The power of ‘testimony’
Sharing her story about mental illness helps Sylvia deal with her depression and post-traumatic stress disorder (PTSD). She believes it can also help others.
I felt the more I didn’t talk about my mental illness, the worse it was for me. Talking about it helps. If you cannot share your experience with other people, you cannot help yourself or anyone else. Talking about it benefits me, and it could benefit other people if they can learn anything about my experience.
Sylvia has a unique opportunity to tell her story. An ordained minister and peer counselor, she draws on her personal experiences in her work. Also, she is a member of the Engagement Committee of Mental Health America, a community-based nonprofit group that promotes mental health as a part of overall wellness. In this position, Sylvia shares her experiences and “collaborates to bring forth creative ideas for the community.”
I share my life story in every role that I’m in. We call it ‘testimony.’ I give my testimony from childhood through the rest of my life. I talk about all the things that have happened to me that I have overcome. It is something within me that I never gave up.
Sylvia has been dealing with mental health issues for most of her life. She was abused as a child and endured sexual assault as a young adult. Her mother had schizophrenia and was placed in a state mental hospital. Sylvia’s mother died when she was in her mid-30s.
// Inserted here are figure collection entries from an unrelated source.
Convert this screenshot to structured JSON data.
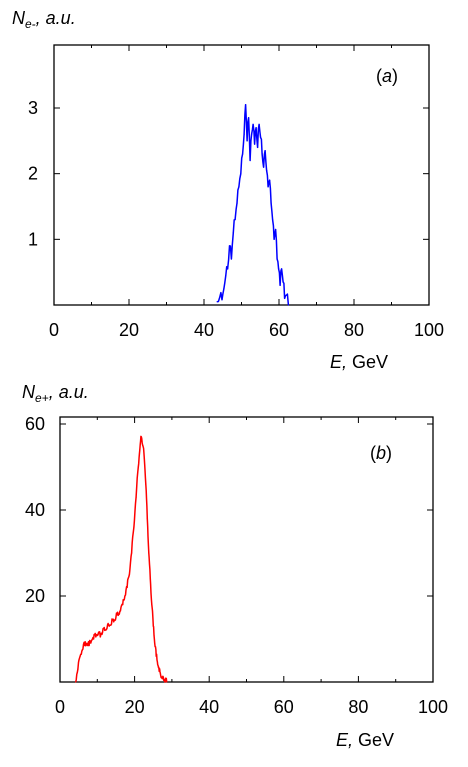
{
  "chart_data": [
    {
      "type": "line",
      "panel_label": "a",
      "ylabel_main": "N",
      "ylabel_sub": "e-",
      "ylabel_rest": ", a.u.",
      "xlabel_var": "E,",
      "xlabel_unit": " GeV",
      "xlim": [
        0,
        100
      ],
      "ylim": [
        0,
        3
      ],
      "xticks": [
        0,
        20,
        40,
        60,
        80,
        100
      ],
      "yticks": [
        1,
        2,
        3
      ],
      "color": "#0000ff",
      "series": [
        {
          "x": [
            43.5,
            44.2,
            44.8,
            45.3,
            45.8,
            46.3,
            46.8,
            47.3,
            47.8,
            48.3,
            48.8,
            49.3,
            49.8,
            50.3,
            50.7,
            51.1,
            51.5,
            51.9,
            52.3,
            52.7,
            53.1,
            53.5,
            53.9,
            54.3,
            54.7,
            55.1,
            55.5,
            55.9,
            56.3,
            56.7,
            57.1,
            57.5,
            57.9,
            58.3,
            58.7,
            59.1,
            59.5,
            59.9,
            60.3,
            60.7,
            61.1,
            61.5,
            62.0,
            62.5
          ],
          "y": [
            0.05,
            0.12,
            0.08,
            0.25,
            0.45,
            0.55,
            0.9,
            0.7,
            1.1,
            1.3,
            1.55,
            1.8,
            2.0,
            2.3,
            2.6,
            3.05,
            2.5,
            2.85,
            2.2,
            2.6,
            2.75,
            2.45,
            2.7,
            2.4,
            2.75,
            2.55,
            2.3,
            2.1,
            2.35,
            2.05,
            1.8,
            1.9,
            1.55,
            1.3,
            1.0,
            1.15,
            0.7,
            0.55,
            0.3,
            0.55,
            0.35,
            0.1,
            0.15,
            0.0
          ]
        }
      ]
    },
    {
      "type": "line",
      "panel_label": "b",
      "ylabel_main": "N",
      "ylabel_sub": "e+",
      "ylabel_rest": ", a.u.",
      "xlabel_var": "E,",
      "xlabel_unit": " GeV",
      "xlim": [
        0,
        100
      ],
      "ylim": [
        0,
        58
      ],
      "xticks": [
        0,
        20,
        40,
        60,
        80,
        100
      ],
      "yticks": [
        20,
        40,
        60
      ],
      "color": "#ff0000",
      "series": [
        {
          "x": [
            4.2,
            4.8,
            5.4,
            6.0,
            6.6,
            7.2,
            7.8,
            8.4,
            9.0,
            9.6,
            10.2,
            10.8,
            11.4,
            12.0,
            12.6,
            13.2,
            13.8,
            14.4,
            15.0,
            15.6,
            16.2,
            16.8,
            17.4,
            18.0,
            18.6,
            19.2,
            19.8,
            20.4,
            21.0,
            21.4,
            21.8,
            22.2,
            22.6,
            23.0,
            23.4,
            23.8,
            24.2,
            24.6,
            25.0,
            25.4,
            25.8,
            26.2,
            26.6,
            27.0,
            27.4,
            27.8,
            28.2,
            28.6
          ],
          "y": [
            0.0,
            3.0,
            6.0,
            7.5,
            8.5,
            9.0,
            8.5,
            9.5,
            10.0,
            10.5,
            11.0,
            10.5,
            11.5,
            12.0,
            12.5,
            13.0,
            13.5,
            14.0,
            15.0,
            15.5,
            16.5,
            18.0,
            20.0,
            22.0,
            25.0,
            30.0,
            36.0,
            43.0,
            50.0,
            54.0,
            57.0,
            55.0,
            52.0,
            46.0,
            38.0,
            30.0,
            24.0,
            18.0,
            13.0,
            9.0,
            6.0,
            4.0,
            2.5,
            1.5,
            0.8,
            0.4,
            0.1,
            0.0
          ]
        }
      ]
    }
  ]
}
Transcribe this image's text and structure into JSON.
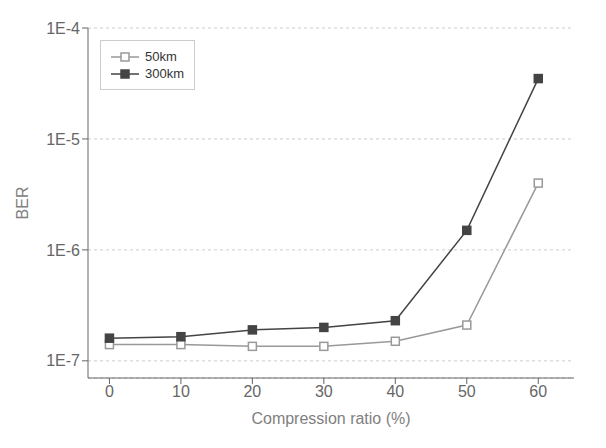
{
  "chart_data": {
    "type": "line",
    "x": [
      0,
      10,
      20,
      30,
      40,
      50,
      60
    ],
    "series": [
      {
        "name": "50km",
        "color": "#999999",
        "marker": "open square",
        "values": [
          1.4e-07,
          1.4e-07,
          1.35e-07,
          1.35e-07,
          1.5e-07,
          2.1e-07,
          4e-06
        ]
      },
      {
        "name": "300km",
        "color": "#444444",
        "marker": "square",
        "values": [
          1.6e-07,
          1.65e-07,
          1.9e-07,
          2e-07,
          2.3e-07,
          1.5e-06,
          3.5e-05
        ]
      }
    ],
    "xlabel": "Compression ratio (%)",
    "ylabel": "BER",
    "xlim": [
      -3,
      65
    ],
    "xticks": [
      0,
      10,
      20,
      30,
      40,
      50,
      60
    ],
    "ylim": [
      7e-08,
      0.0001
    ],
    "yticks": [
      {
        "value": 1e-07,
        "label": "1E-7"
      },
      {
        "value": 1e-06,
        "label": "1E-6"
      },
      {
        "value": 1e-05,
        "label": "1E-5"
      },
      {
        "value": 0.0001,
        "label": "1E-4"
      }
    ],
    "log": "y",
    "grid": true,
    "legend": "upper left"
  }
}
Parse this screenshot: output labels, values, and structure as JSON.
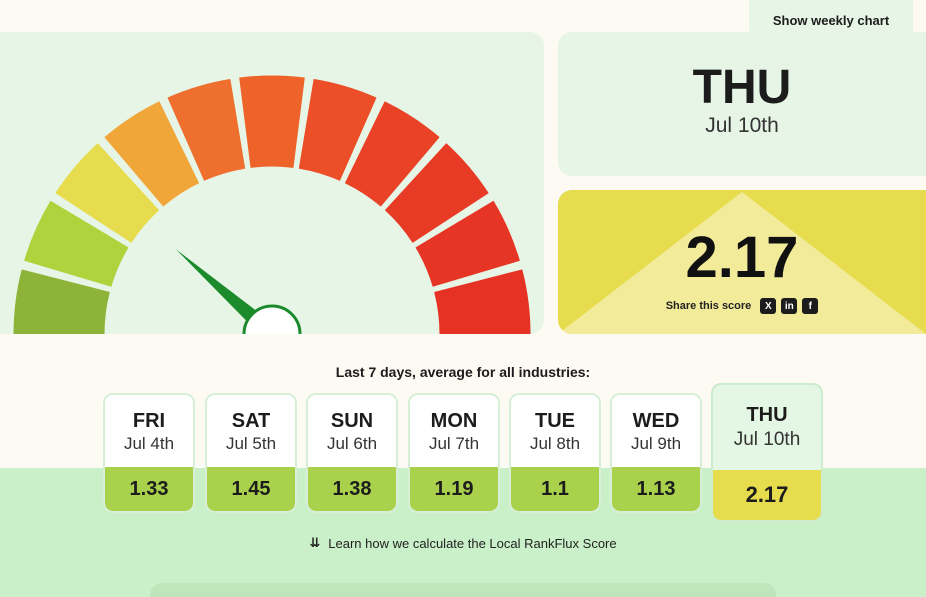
{
  "header": {
    "weekly_chart_label": "Show weekly chart"
  },
  "today": {
    "day": "THU",
    "date": "Jul 10th"
  },
  "score": {
    "value": "2.17",
    "share_label": "Share this score"
  },
  "share_icons": [
    {
      "name": "x-icon",
      "glyph": "X"
    },
    {
      "name": "linkedin-icon",
      "glyph": "in"
    },
    {
      "name": "facebook-icon",
      "glyph": "f"
    }
  ],
  "gauge": {
    "segment_colors": [
      "#8db438",
      "#aed33c",
      "#e6dc4e",
      "#f1a63a",
      "#ee6f2e",
      "#ee6329",
      "#ec4e27",
      "#ea4226",
      "#e83b26",
      "#e73525",
      "#e63224"
    ],
    "needle_color": "#1b8a2b",
    "needle_fraction": 0.23
  },
  "week": {
    "title": "Last 7 days, average for all industries:",
    "days": [
      {
        "day": "FRI",
        "date": "Jul 4th",
        "score": "1.33"
      },
      {
        "day": "SAT",
        "date": "Jul 5th",
        "score": "1.45"
      },
      {
        "day": "SUN",
        "date": "Jul 6th",
        "score": "1.38"
      },
      {
        "day": "MON",
        "date": "Jul 7th",
        "score": "1.19"
      },
      {
        "day": "TUE",
        "date": "Jul 8th",
        "score": "1.1"
      },
      {
        "day": "WED",
        "date": "Jul 9th",
        "score": "1.13"
      },
      {
        "day": "THU",
        "date": "Jul 10th",
        "score": "2.17"
      }
    ]
  },
  "footer": {
    "learn_link": "Learn how we calculate the Local RankFlux Score"
  }
}
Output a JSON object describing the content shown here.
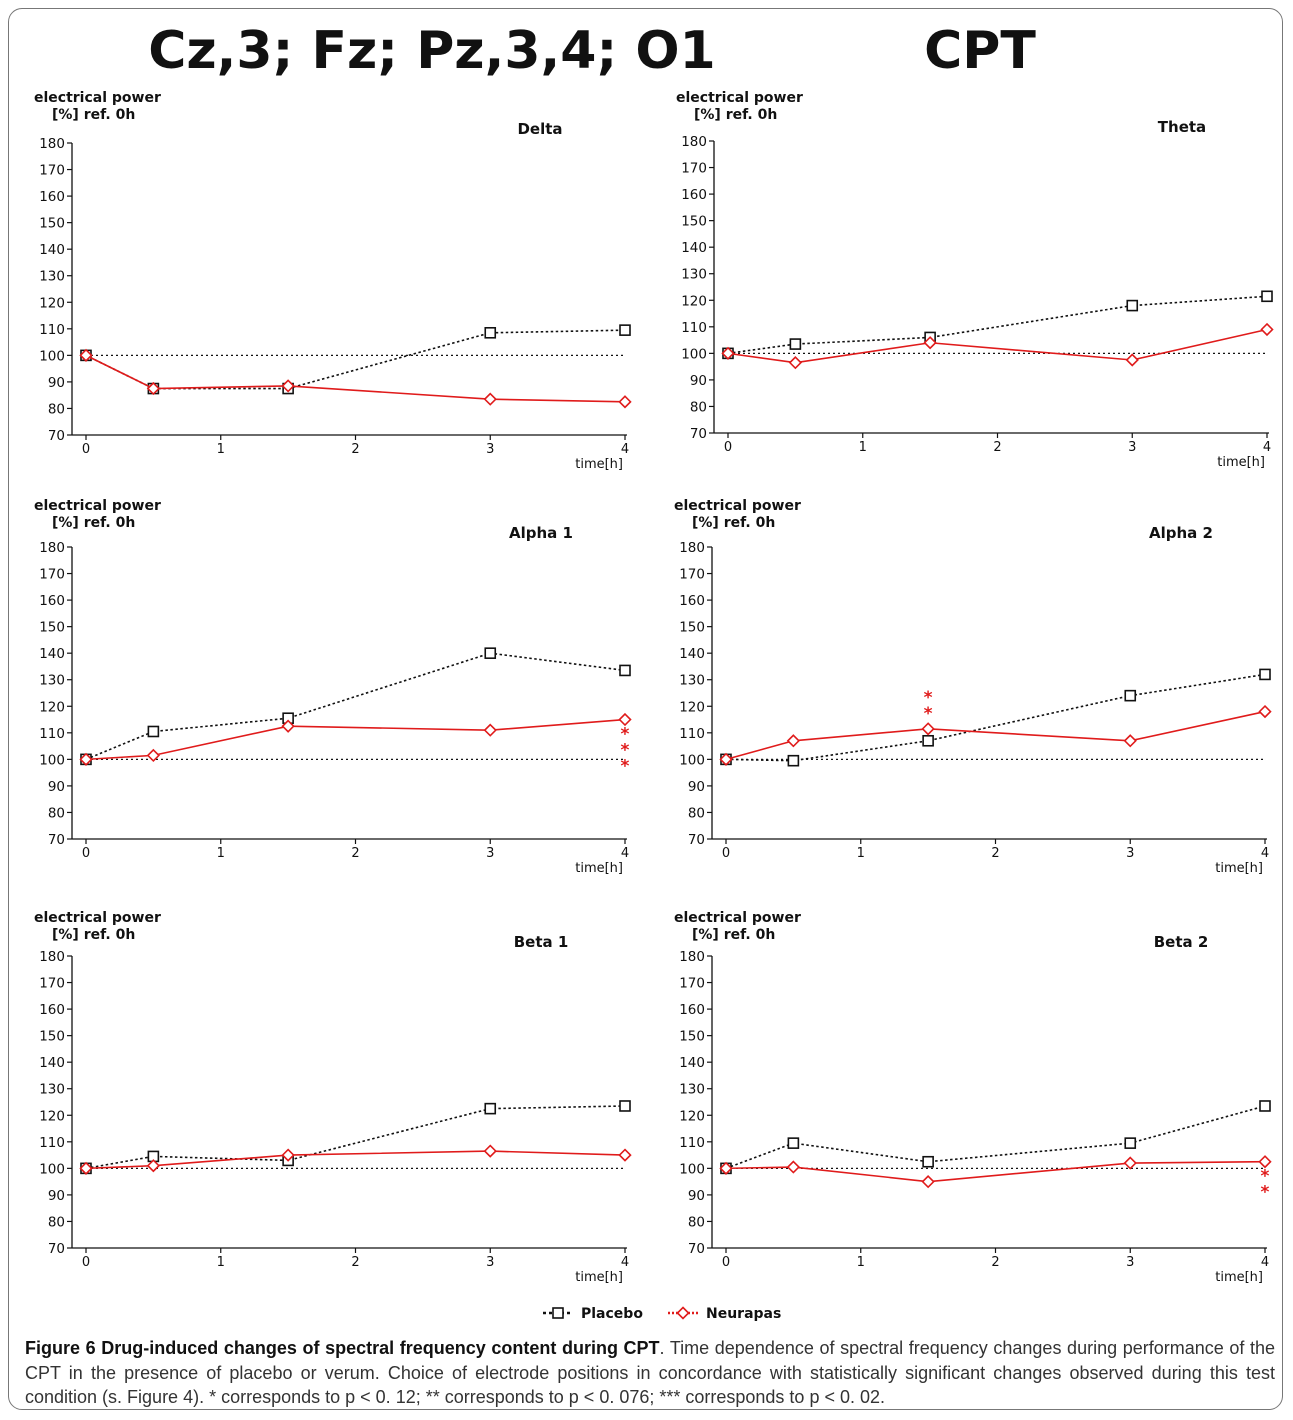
{
  "header": {
    "title_left": "Cz,3; Fz; Pz,3,4; O1",
    "title_right": "CPT"
  },
  "colors": {
    "placebo": "#111111",
    "neurapas": "#e01b1b",
    "reference": "#111111"
  },
  "chart_data": [
    {
      "type": "line",
      "title": "Delta",
      "ylabel_line1": "electrical power",
      "ylabel_line2": "[%] ref. 0h",
      "xlabel": "time[h]",
      "ylim": [
        70,
        180
      ],
      "yticks": [
        70,
        80,
        90,
        100,
        110,
        120,
        130,
        140,
        150,
        160,
        170,
        180
      ],
      "xlim": [
        0,
        4
      ],
      "xticks": [
        0,
        1,
        2,
        3,
        4
      ],
      "reference_line": 100,
      "x": [
        0,
        0.5,
        1.5,
        3,
        4
      ],
      "series": [
        {
          "name": "Placebo",
          "marker": "square",
          "style": "dotted",
          "values": [
            100,
            87.5,
            87.5,
            108.5,
            109.5
          ]
        },
        {
          "name": "Neurapas",
          "marker": "diamond",
          "style": "solid",
          "values": [
            100,
            87.5,
            88.5,
            83.5,
            82.5
          ]
        }
      ],
      "annotations": []
    },
    {
      "type": "line",
      "title": "Theta",
      "ylabel_line1": "electrical power",
      "ylabel_line2": "[%] ref. 0h",
      "xlabel": "time[h]",
      "ylim": [
        70,
        180
      ],
      "yticks": [
        70,
        80,
        90,
        100,
        110,
        120,
        130,
        140,
        150,
        160,
        170,
        180
      ],
      "xlim": [
        0,
        4
      ],
      "xticks": [
        0,
        1,
        2,
        3,
        4
      ],
      "reference_line": 100,
      "x": [
        0,
        0.5,
        1.5,
        3,
        4
      ],
      "series": [
        {
          "name": "Placebo",
          "marker": "square",
          "style": "dotted",
          "values": [
            100,
            103.5,
            106,
            118,
            121.5
          ]
        },
        {
          "name": "Neurapas",
          "marker": "diamond",
          "style": "solid",
          "values": [
            100,
            96.5,
            104,
            97.5,
            109
          ]
        }
      ],
      "annotations": []
    },
    {
      "type": "line",
      "title": "Alpha 1",
      "ylabel_line1": "electrical power",
      "ylabel_line2": "[%] ref. 0h",
      "xlabel": "time[h]",
      "ylim": [
        70,
        180
      ],
      "yticks": [
        70,
        80,
        90,
        100,
        110,
        120,
        130,
        140,
        150,
        160,
        170,
        180
      ],
      "xlim": [
        0,
        4
      ],
      "xticks": [
        0,
        1,
        2,
        3,
        4
      ],
      "reference_line": 100,
      "x": [
        0,
        0.5,
        1.5,
        3,
        4
      ],
      "series": [
        {
          "name": "Placebo",
          "marker": "square",
          "style": "dotted",
          "values": [
            100,
            110.5,
            115.5,
            140,
            133.5
          ]
        },
        {
          "name": "Neurapas",
          "marker": "diamond",
          "style": "solid",
          "values": [
            100,
            101.5,
            112.5,
            111,
            115
          ]
        }
      ],
      "annotations": [
        {
          "x": 4,
          "text": "***",
          "placement": "below"
        }
      ]
    },
    {
      "type": "line",
      "title": "Alpha 2",
      "ylabel_line1": "electrical power",
      "ylabel_line2": "[%] ref. 0h",
      "xlabel": "time[h]",
      "ylim": [
        70,
        180
      ],
      "yticks": [
        70,
        80,
        90,
        100,
        110,
        120,
        130,
        140,
        150,
        160,
        170,
        180
      ],
      "xlim": [
        0,
        4
      ],
      "xticks": [
        0,
        1,
        2,
        3,
        4
      ],
      "reference_line": 100,
      "x": [
        0,
        0.5,
        1.5,
        3,
        4
      ],
      "series": [
        {
          "name": "Placebo",
          "marker": "square",
          "style": "dotted",
          "values": [
            100,
            99.5,
            107,
            124,
            132
          ]
        },
        {
          "name": "Neurapas",
          "marker": "diamond",
          "style": "solid",
          "values": [
            100,
            107,
            111.5,
            107,
            118
          ]
        }
      ],
      "annotations": [
        {
          "x": 1.5,
          "text": "**",
          "placement": "above"
        }
      ]
    },
    {
      "type": "line",
      "title": "Beta 1",
      "ylabel_line1": "electrical power",
      "ylabel_line2": "[%] ref. 0h",
      "xlabel": "time[h]",
      "ylim": [
        70,
        180
      ],
      "yticks": [
        70,
        80,
        90,
        100,
        110,
        120,
        130,
        140,
        150,
        160,
        170,
        180
      ],
      "xlim": [
        0,
        4
      ],
      "xticks": [
        0,
        1,
        2,
        3,
        4
      ],
      "reference_line": 100,
      "x": [
        0,
        0.5,
        1.5,
        3,
        4
      ],
      "series": [
        {
          "name": "Placebo",
          "marker": "square",
          "style": "dotted",
          "values": [
            100,
            104.5,
            103,
            122.5,
            123.5
          ]
        },
        {
          "name": "Neurapas",
          "marker": "diamond",
          "style": "solid",
          "values": [
            100,
            101,
            105,
            106.5,
            105
          ]
        }
      ],
      "annotations": []
    },
    {
      "type": "line",
      "title": "Beta 2",
      "ylabel_line1": "electrical power",
      "ylabel_line2": "[%] ref. 0h",
      "xlabel": "time[h]",
      "ylim": [
        70,
        180
      ],
      "yticks": [
        70,
        80,
        90,
        100,
        110,
        120,
        130,
        140,
        150,
        160,
        170,
        180
      ],
      "xlim": [
        0,
        4
      ],
      "xticks": [
        0,
        1,
        2,
        3,
        4
      ],
      "reference_line": 100,
      "x": [
        0,
        0.5,
        1.5,
        3,
        4
      ],
      "series": [
        {
          "name": "Placebo",
          "marker": "square",
          "style": "dotted",
          "values": [
            100,
            109.5,
            102.5,
            109.5,
            123.5
          ]
        },
        {
          "name": "Neurapas",
          "marker": "diamond",
          "style": "solid",
          "values": [
            100,
            100.5,
            95,
            102,
            102.5
          ]
        }
      ],
      "annotations": [
        {
          "x": 4,
          "text": "**",
          "placement": "below"
        }
      ]
    }
  ],
  "legend": {
    "placement": "bottom-center",
    "items": [
      {
        "label": "Placebo",
        "marker": "square",
        "style": "dotted"
      },
      {
        "label": "Neurapas",
        "marker": "diamond",
        "style": "solid"
      }
    ]
  },
  "caption": {
    "title": "Figure 6 Drug-induced changes of spectral frequency content during CPT",
    "body": ". Time dependence of spectral frequency changes during performance of the CPT in the presence of placebo or verum. Choice of electrode positions in concordance with statistically significant changes observed during this test condition (s. Figure 4). * corresponds to p < 0. 12; ** corresponds to p < 0. 076; *** corresponds to p < 0. 02."
  }
}
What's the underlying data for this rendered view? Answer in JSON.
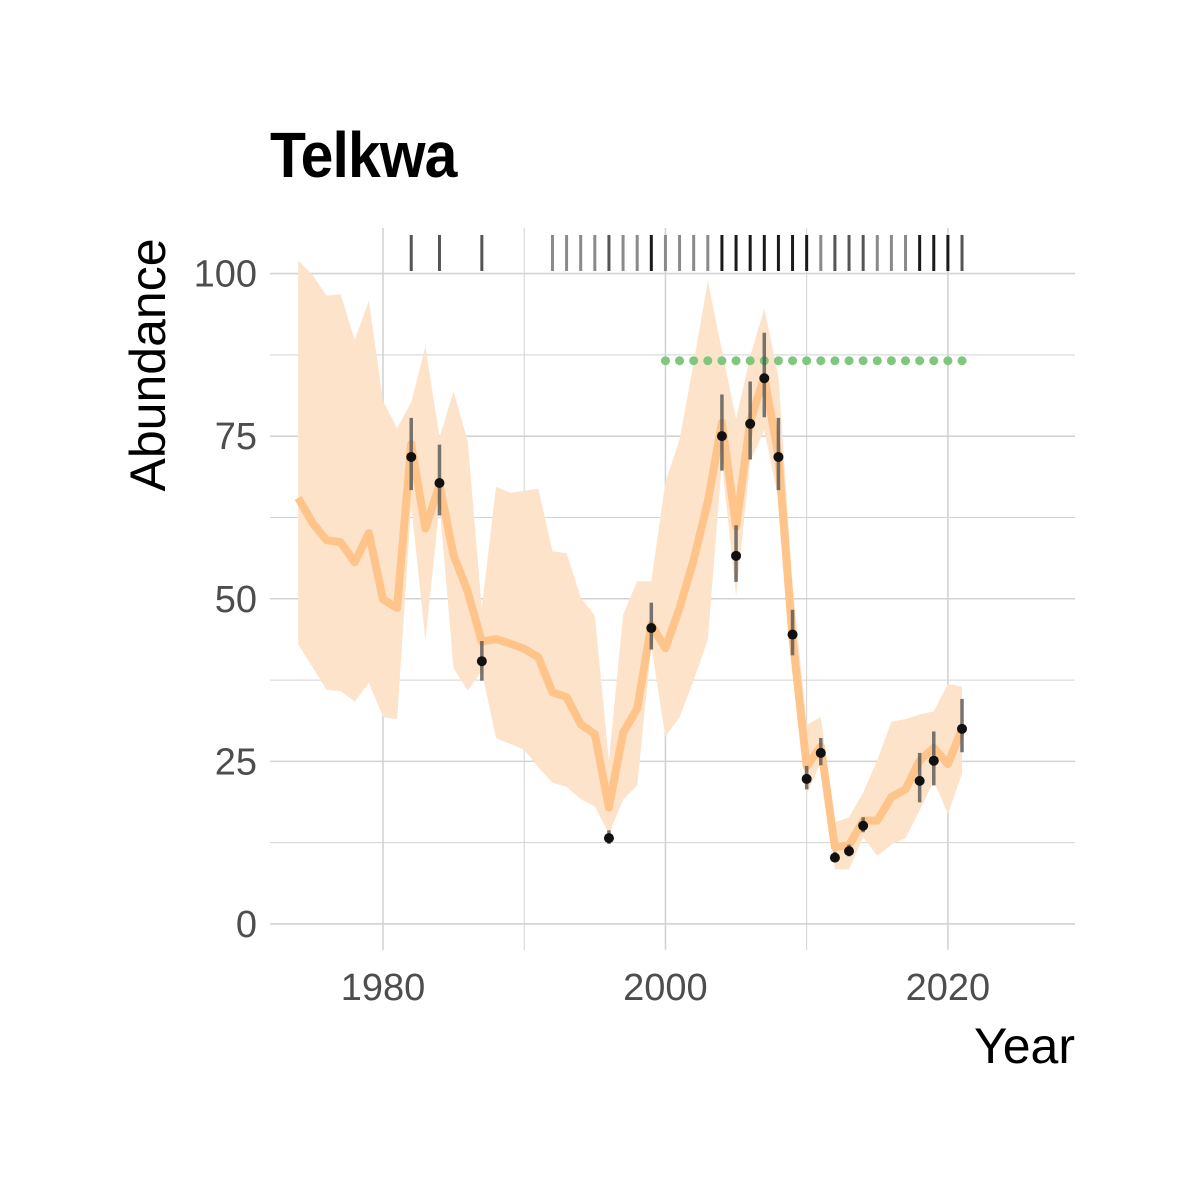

Also, Sylvia has faced domestic violence in her relationships and has been in and out of several mental health programs.
She took part in a clubhouse day program that allowed her “to fix things that needed fixing.” Participation in this program led to her work as a peer counselor.
I spent many years in psychotherapy, taking medications, and going through different programs. All of these things have been major factors in getting me where I’m at today.
Where Sylvia is today is a positive place, a place where she can control her symptoms and use her hard-earned experience to educate and inspire others. Two areas that Sylvia is particularly passionate about are childhood trauma and PTSD.
Trauma can affect your entire life. It doesn’t go away. There is a kind of residue of trauma because anything, in just a split second, can remind you of what you went through. I don’t think a lot of people understand that, but more people are beginning to.
Sylvia hopes that telling her story—in church, in her work as a peer counselor, and through her volunteer efforts—will encourage people to take steps to address their mental illnesses, no matter what their diagnosis is.
I was in denial about my mental illness for too long. I could have spared myself a lot of agony if I had gotten help sooner. If you don’t feel right, the best thing you can do is get treatment. Mental health will affect all aspects of your life. If you get your mental health stable, it will help your overall health.